World Heritage Beech Forest (Buchenwald)

Together with the Limestone Alps National Park, the Dürrenstein-Lassingtal Wilderness Area was declared the FIRST World Natural Heritage Site in Austria by UNESCO.

Thus it is part of only a little more than 200 World Natural Heritage sites worldwide. 12 European countries have come together during the last decade to jointly create the World Natural Heritage Site "Old Primeval Beech Forests of the Carpathians and other regions of Europe".

The copper beech developed into the dominant tree species in Europe after the ice age, until it was pushed back to relatively few locations by man. From the isolated retreat areas in the Alps, in the Dinaric Alps, the Carpathians and the Pyrenees, the beech slowly returned to all of Europe, as far as Scandinavia, after the end of the last Ice Age about 12,000 years ago.

Since then, the beech forests of various forms have been included in the World Natural Heritage List. In Austria, the Limestone Alps National Park and the Dürrenstein-Lassingtal Wilderness Area participated in this unique, cross-border process.

With the Rothwald primeval forest, the wilderness area brought the only significant spruce-fir-beech primeval forest in the entire Alpine arc into the World Natural Heritage Site. It is the unique selling point of the Wilderness Area within the framework of the entire World Natural Heritage!

In 2017, the Wilderness Area was finally declared by UNESCO as the first World Natural Heritage Site in Austria and is thus in the same category as the Grand Canyon, the Galapagos Islands, the Dolomites or the Great Barrier Reef.

But what does it mean to be a World Heritage Site?

Since natural beech forests in Europe have been reduced to a small number of sites, the last natural and primeval beech forests provide refuges for rare species of fungi, plants and animals. The number of animal species in European beech forests alone is estimated at up to 10,000 species. Due to its importance for many species, some of which are threatened with extinction, the beech forest was therefore already chosen as Biotope of the Year in 1995. Especially the Ural owl returning to Austria is a typical beech (jungle) species.
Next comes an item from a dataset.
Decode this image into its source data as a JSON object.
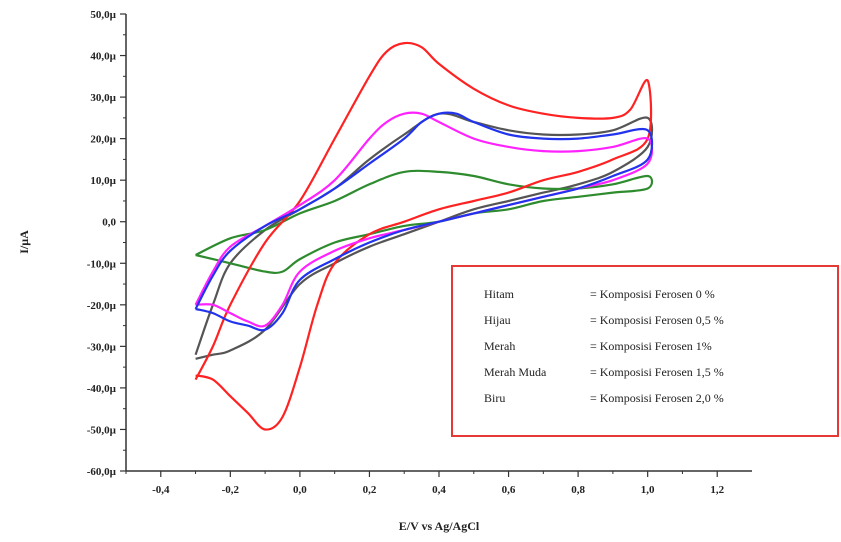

The administration of the Dürrenstein-Lassingtal Wilderness Area now faces the challenge of securing the title of "World Natural Heritage Site" in the long term. This will be successful above all if the natural jewel is preserved in its substance and if the importance of the wilderness area as an important component for the preservation of natural diversity can be anchored in the minds of fellow humans.